Lo que hizo, fiel al servicio de su señor, fue despachar a éste un mensajero para pedirle que me enviase un embajador a reclamarme el tributo, y que, si este embajador retornaba con las manos vacías, él fuese encargado de tomar venganza invadiendo mis estados.

Poco después, llegó la embajada de Alfonso para reclamar las parias. 'Abd Allah, temeroso de las consecuencias que podría tener la recaudación entre sus súbditos de un nuevo tributo para el cristiano, decidió regatear la cantidad y pagar de su propio tesoro. Su objetivo era salvar las dificultades y mantenerse en el poder a la espera de tiempos mejores. A fin de cuentas, el destino que le aguardaba, como dijo el rey al-Mu'tamid de Sevilla, sólo le permitía elegir entre ser pastor de camellos en el desierto marroquí con los almorávides, o cuidar de los cerdos de los cristianos en España. Efectivamente, como se pudo comprobar poco después, todos los reinos de taifa desaparecieron a fines del siglo XI a manos de unos u otros.

 

7. LA GUERRA Y LAS RELACIONES POLÍTICAS. LA CONQUISTA DE TOLEDO

La peligrosidad de este tipo de relaciones político-militares y la debilidad estructural de las taifas se había puesto de manifiesto unos años antes, durante la conquista de Toledo por Alfonso VI. Los reyes de la taifa toledana eran tributarios de los cristianos desde los tiempos de Fernando 1. El importe de las parias recaía sobre los súbditos de forma pesada, provocando un malestar económico y religioso cada vez mayor a medida que continuaba la extorsión. Las dificultades políticas de un gobernante inepto y especialmente odiado por sus súbditos, como al-Qadir, el último rey moro de Toledo, le obligaron a completar sus pactos con los cristianos con una verdadera dependencia vasallática. En este sentido, es sabido que Alfonso VI había recibido los castillos de Canales y Olmos, situados al norte de Toledo, que le proporcionaban un verdadero control estratégico sobre la ciudad sin necesidad de conquistada. El año 1080, una revuelta de los habitantes de Toledo provocó la huida de al-Qadir a Cuenca, la patria original de sus antepasados, mientras que su reino era ocupado por al-Mutawakkil de Badajoz. El monarca destronado necesitó la ayuda de Alfonso para recuperar su reino, por lo que su dependencia, en lo sucesivo, fue aún mayor. Finalmente se tomó la ciudad el año 1085, sin apenas resistencia de la población y con muchos pactos previos, entre otros, que al-Qadir recibiría en el futuro el reino taifa de Valencia, para cuya conquista contaría con la ayuda eficaz de Pedro Ansúrez y sus mesnadas, verdadero señor de la tierra conquense por entonces.

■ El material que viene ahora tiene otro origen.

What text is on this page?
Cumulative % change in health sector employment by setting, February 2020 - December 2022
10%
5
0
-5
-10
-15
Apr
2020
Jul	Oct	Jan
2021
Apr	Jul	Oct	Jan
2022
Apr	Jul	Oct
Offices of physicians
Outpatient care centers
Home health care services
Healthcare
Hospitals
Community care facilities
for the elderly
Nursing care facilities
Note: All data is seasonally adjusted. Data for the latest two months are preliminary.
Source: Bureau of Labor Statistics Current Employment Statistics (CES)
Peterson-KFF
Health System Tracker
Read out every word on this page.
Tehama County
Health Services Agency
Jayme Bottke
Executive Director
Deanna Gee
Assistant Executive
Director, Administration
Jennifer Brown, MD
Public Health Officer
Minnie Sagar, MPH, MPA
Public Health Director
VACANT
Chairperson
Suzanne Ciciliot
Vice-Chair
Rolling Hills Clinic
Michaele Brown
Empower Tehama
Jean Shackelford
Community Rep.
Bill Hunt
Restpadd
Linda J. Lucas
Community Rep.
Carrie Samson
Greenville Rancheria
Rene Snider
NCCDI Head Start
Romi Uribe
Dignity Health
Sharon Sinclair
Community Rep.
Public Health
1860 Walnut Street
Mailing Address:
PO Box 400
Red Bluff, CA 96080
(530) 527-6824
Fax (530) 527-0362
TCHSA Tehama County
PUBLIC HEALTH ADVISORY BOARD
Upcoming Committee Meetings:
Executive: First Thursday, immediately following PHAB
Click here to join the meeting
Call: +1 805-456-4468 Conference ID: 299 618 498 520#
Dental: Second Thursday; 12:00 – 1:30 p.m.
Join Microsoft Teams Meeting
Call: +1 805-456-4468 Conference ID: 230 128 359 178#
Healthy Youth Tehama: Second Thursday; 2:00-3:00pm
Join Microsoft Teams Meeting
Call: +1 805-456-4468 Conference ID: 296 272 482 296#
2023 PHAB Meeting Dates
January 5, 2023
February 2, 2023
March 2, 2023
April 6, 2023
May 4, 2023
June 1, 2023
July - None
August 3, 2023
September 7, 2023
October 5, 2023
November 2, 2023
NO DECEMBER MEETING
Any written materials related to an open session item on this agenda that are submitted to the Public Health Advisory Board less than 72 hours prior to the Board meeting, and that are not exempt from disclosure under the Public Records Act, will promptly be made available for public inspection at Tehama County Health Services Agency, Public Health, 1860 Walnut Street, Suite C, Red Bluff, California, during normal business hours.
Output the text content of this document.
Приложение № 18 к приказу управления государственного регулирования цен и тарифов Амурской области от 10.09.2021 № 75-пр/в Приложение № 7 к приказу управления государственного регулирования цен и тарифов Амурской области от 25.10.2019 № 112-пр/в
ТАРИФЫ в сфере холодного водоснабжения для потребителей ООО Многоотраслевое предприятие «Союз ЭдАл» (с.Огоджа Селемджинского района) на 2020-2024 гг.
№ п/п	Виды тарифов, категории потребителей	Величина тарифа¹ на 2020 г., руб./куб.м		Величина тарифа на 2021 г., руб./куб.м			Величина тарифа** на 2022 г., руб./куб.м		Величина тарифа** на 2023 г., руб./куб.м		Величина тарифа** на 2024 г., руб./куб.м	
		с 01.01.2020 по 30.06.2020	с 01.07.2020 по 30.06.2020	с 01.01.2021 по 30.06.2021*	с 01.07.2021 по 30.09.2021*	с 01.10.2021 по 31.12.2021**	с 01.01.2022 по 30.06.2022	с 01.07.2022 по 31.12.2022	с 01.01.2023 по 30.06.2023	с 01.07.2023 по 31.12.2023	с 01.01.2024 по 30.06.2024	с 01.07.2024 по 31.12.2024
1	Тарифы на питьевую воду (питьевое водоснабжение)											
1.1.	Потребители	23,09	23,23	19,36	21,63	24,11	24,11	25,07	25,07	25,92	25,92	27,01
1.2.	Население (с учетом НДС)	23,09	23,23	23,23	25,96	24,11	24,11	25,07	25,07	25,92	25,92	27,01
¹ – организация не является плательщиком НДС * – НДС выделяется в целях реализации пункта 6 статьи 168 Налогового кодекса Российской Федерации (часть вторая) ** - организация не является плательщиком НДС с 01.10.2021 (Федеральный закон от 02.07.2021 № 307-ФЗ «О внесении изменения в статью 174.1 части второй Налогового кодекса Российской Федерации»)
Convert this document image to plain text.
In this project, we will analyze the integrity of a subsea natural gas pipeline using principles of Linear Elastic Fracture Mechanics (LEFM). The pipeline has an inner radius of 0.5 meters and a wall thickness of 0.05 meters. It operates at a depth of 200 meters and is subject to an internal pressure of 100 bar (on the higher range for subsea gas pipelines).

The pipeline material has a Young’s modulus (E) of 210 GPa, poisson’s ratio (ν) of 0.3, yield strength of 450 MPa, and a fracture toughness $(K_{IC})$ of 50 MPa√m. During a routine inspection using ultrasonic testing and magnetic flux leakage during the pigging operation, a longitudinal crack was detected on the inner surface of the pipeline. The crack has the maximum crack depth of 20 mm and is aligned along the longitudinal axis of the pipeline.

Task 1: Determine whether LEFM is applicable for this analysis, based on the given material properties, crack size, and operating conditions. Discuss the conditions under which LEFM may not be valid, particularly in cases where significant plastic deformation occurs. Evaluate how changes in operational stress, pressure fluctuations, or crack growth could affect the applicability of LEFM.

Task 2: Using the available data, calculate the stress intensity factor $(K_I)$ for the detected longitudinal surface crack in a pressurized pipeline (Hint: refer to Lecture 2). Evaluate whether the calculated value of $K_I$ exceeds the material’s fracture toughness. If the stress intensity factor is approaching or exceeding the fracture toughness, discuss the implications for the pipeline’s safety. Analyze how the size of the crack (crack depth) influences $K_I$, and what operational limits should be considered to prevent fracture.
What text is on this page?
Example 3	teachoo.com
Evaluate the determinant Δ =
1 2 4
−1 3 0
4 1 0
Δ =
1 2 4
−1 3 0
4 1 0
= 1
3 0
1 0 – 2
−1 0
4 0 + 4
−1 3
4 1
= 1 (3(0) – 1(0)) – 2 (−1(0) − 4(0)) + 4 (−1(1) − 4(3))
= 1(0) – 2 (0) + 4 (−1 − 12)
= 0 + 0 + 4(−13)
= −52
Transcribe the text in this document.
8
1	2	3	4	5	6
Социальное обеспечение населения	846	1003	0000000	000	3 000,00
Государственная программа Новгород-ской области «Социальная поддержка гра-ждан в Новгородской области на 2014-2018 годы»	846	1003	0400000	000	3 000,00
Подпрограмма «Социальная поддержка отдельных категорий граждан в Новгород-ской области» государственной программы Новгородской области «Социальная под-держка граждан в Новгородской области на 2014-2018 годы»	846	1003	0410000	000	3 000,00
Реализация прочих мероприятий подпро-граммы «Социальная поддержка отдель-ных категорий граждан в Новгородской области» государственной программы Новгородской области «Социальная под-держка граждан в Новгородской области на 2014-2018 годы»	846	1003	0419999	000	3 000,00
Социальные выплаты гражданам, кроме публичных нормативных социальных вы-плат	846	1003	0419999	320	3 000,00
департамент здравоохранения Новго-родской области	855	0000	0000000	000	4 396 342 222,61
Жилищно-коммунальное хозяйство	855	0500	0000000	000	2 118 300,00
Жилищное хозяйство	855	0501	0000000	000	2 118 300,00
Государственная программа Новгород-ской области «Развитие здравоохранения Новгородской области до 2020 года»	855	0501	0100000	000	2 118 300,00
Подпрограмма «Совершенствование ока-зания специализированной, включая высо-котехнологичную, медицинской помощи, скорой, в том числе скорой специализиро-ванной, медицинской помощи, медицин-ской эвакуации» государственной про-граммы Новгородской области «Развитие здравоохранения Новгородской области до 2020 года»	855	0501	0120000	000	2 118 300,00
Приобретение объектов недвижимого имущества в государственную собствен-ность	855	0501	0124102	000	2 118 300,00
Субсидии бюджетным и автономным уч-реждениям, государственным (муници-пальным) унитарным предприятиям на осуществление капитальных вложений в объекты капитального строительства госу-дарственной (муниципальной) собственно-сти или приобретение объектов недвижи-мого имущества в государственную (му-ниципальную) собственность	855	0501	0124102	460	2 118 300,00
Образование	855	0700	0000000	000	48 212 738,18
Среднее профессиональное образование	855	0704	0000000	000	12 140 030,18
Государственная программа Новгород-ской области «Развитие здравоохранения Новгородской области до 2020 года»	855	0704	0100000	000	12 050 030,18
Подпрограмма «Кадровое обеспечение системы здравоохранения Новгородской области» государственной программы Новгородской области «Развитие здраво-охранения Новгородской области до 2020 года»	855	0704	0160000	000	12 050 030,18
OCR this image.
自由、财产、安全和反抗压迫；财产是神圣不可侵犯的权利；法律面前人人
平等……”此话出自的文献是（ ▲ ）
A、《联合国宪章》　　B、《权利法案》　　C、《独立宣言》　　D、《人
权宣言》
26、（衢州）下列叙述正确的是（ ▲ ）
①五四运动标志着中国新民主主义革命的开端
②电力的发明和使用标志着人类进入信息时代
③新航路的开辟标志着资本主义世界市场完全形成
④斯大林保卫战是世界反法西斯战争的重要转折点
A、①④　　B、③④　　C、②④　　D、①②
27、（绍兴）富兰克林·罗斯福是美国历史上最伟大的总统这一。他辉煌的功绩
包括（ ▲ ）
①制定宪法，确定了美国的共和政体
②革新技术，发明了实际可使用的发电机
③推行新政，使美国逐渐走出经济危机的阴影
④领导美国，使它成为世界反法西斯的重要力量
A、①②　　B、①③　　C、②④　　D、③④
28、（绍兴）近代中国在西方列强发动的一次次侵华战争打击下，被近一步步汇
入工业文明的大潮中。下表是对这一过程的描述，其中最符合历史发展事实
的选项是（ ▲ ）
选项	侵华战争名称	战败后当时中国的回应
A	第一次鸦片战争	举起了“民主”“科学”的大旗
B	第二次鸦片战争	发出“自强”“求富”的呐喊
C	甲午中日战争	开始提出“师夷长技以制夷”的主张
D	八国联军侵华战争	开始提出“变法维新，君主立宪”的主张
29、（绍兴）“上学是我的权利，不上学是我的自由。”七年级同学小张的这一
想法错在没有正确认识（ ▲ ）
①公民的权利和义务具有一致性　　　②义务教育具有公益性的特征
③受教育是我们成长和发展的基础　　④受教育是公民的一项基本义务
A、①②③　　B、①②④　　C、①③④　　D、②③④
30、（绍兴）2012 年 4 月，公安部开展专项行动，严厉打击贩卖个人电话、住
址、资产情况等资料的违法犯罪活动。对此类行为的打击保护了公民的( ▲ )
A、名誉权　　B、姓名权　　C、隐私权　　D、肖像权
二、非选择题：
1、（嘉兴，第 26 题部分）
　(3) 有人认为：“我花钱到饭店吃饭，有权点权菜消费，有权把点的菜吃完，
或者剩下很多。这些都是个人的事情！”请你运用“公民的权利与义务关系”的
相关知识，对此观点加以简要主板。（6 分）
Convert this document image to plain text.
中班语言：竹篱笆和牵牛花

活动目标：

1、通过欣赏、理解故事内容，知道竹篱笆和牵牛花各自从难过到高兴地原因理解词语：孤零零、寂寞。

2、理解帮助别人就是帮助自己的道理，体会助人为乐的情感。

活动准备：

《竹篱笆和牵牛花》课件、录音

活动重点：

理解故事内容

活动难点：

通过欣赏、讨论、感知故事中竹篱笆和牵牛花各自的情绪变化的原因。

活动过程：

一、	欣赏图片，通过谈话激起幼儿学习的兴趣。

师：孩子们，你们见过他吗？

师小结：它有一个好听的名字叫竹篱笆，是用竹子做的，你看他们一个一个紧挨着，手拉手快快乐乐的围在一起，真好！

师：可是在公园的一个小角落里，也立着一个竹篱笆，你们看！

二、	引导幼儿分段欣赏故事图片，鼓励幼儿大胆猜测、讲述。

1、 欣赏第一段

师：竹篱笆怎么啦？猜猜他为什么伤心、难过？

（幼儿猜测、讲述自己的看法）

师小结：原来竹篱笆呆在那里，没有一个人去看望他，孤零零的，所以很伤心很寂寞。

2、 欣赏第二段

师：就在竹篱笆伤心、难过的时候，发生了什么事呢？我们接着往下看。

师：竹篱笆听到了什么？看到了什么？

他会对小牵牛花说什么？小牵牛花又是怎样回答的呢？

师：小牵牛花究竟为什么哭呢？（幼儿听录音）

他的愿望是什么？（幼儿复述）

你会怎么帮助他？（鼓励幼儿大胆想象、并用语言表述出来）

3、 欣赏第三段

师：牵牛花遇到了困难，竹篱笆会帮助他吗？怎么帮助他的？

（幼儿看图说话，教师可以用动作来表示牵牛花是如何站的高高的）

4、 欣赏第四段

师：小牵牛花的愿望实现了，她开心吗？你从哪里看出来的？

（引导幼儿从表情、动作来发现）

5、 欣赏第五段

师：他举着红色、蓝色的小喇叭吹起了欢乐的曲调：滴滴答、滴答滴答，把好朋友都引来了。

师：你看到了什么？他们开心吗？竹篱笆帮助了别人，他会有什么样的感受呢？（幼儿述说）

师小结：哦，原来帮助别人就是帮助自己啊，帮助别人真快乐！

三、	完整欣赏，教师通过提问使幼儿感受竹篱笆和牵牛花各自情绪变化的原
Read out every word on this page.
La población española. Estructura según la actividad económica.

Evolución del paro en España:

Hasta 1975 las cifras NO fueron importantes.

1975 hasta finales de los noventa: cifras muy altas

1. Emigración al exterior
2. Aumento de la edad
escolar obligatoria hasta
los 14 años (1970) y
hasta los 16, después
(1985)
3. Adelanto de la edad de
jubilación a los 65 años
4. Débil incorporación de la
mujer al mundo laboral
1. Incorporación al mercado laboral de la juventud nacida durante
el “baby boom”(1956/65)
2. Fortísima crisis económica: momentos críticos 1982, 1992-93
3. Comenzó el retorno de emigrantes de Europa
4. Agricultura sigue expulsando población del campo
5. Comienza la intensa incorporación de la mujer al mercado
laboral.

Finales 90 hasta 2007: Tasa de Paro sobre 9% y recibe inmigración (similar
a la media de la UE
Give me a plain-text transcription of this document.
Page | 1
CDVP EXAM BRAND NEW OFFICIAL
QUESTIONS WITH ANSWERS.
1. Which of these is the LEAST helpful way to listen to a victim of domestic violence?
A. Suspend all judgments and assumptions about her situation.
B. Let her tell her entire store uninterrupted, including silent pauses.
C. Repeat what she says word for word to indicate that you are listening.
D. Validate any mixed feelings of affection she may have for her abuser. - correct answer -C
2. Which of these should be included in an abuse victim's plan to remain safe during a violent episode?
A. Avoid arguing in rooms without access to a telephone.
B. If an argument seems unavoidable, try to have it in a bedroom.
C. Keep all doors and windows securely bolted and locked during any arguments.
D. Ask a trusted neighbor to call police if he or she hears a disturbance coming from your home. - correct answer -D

La crónica del arzobispo de Toledo, don Rodrigo Jiménez de Rada, refiere sucintamente la complejidad de las negociaciones que condujeron a la capitulación de la ciudad de Toledo, urdidas por un negociador hábil y experimentado en estos asuntos, el mozárabe Sisnado Davídiz, que ya había actuado en asuntos de este tipo durante la rendición de Coimbra:

Tomó Toledo en la era de 1123 (1085) fijándose muchas condiciones, a saber, que los sarracenos conservarían de pleno derecho sus casas, tierras y todo lo que poseían, y quedarían en poder del rey las fortalezas de la ciudad y los jardines de más allá del puente; las rentas que los agarenos estaban obligados a pagar desde antiguo a sus reyes, se las pagarían a él; y además la mezquita mayor les pertenecería a perpetuidad19.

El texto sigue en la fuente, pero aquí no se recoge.